What particularly helps Parini avoid the usual criticism, that historical fiction is bad fiction, is that he omits one voice, that of Tolstoy himself. The Last Station satisfies as fiction precisely because Parini is too scrupulous, has too much respect for his subject, to invent dialogue or, what would have been the graver sin, thoughts for his Tolstoy. Instead Tolstoy enters Parini's novel in his own words, with selected passages from published letters and stories. Although reading Tolstoy's prose in Parini's novel sometimes recalls Jorge Luis Borges's story about "Pierre Menard, author of Don Quixote," the strategy keeps the major mystery of Tolstoy's genius intact, for we come no closer to understanding Tolstoy than do his daughter, his doctor or his disciples.

Whether The Last Station is good history is less certain. Parini has a tendency to accept sexual explanations for behavior, of Tolstoy and of his family, in a way that seems anachronistic. Sexually ambiguous passages abound in Tolstoy, and Parini has good reason to impute, as he does, a foolish senile attachment to Chertkov, just as he does to imply an Electra complex in Tolstoy's daughter. However, Tolstoy's behavior was conditioned too by Russian politics and history, by the dictates of his class and ancestry, and by the very Russian thirst for prophets, which the Russian people have a way of making prisoners of their own preaching.

It is this Tolstoy however, that makes The Last Station so appealing to read. Parini captures marvellously the paradoxical nature of this genius whose mind and body seemed ever to be at war. Vigorous and lusty even to the end, graced with talent, position, and, on occasion, wealth, Tolstoy spent his life flagellating himself after every pleasure, ultimately inventing philosophies against which to punish himself. It is this Tolstoy who peeks, grinning and perplexed, through Mrs. Tolstoy's diaries, penned by the woman who had loved him, and been loved (and hated too) for half a century. This is the Tolstoy whom The Last Station makes most real, in what seems to be the real purpose of Parini's novel, to celebrate the enduring mystery of great art.

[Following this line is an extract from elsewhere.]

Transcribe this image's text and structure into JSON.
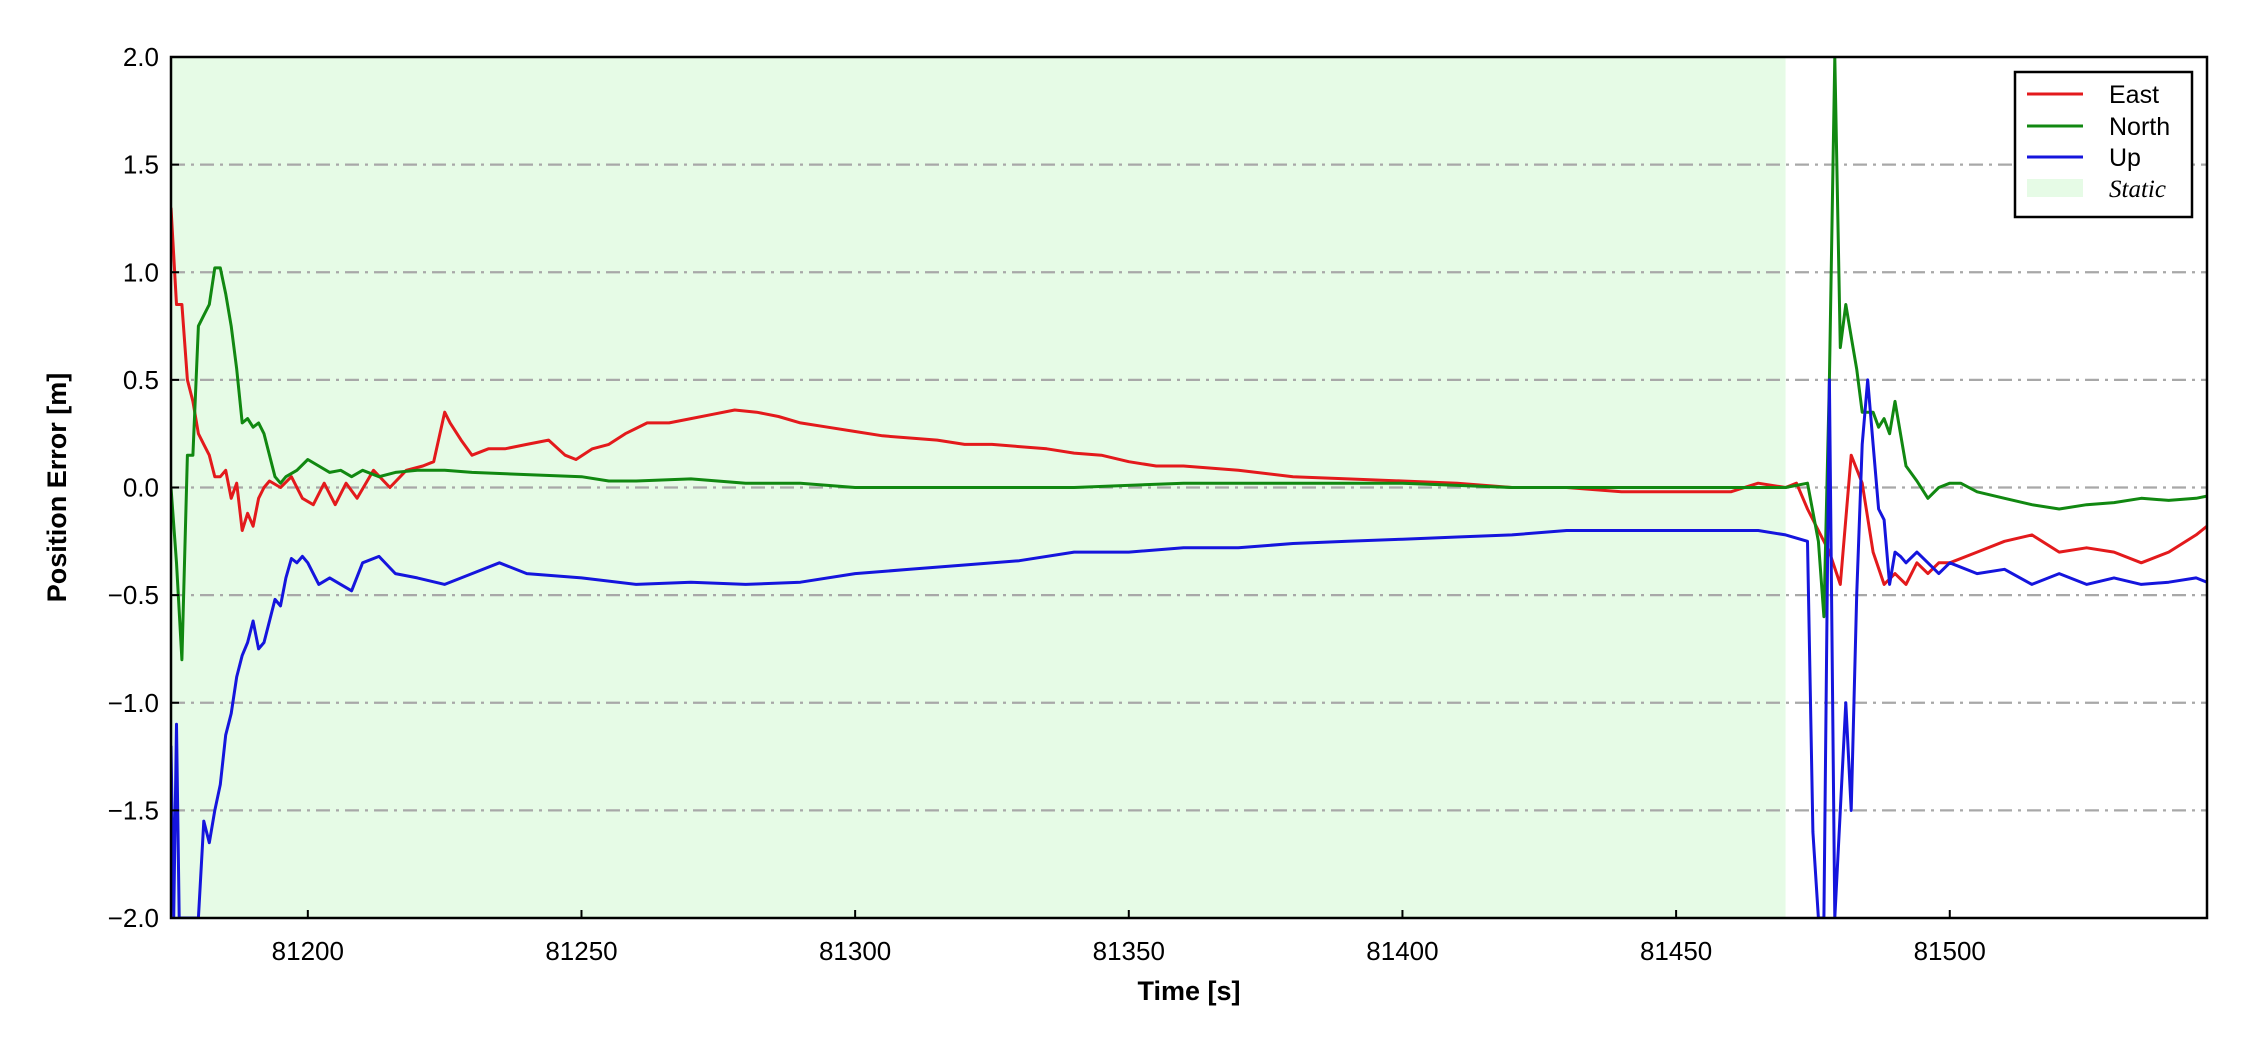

Tolstoy may have rejected his own fiction, preferring to stake his claim upon history with his ethics or his political thought, but it is because of the novels that we remember him. Even if adulation of the writer does lead Parini to make the one dubious choice of his book, which is to include his own poetry about a trip to Yasnaya Polyana, it may be forgiven, for The Last Station is a loving and thoughtful rendering of the complex character of Leo Tolstoy.

Anthony Olcott is the author of the novel May Day in Magadan," and a professor of Russian at Colgate University.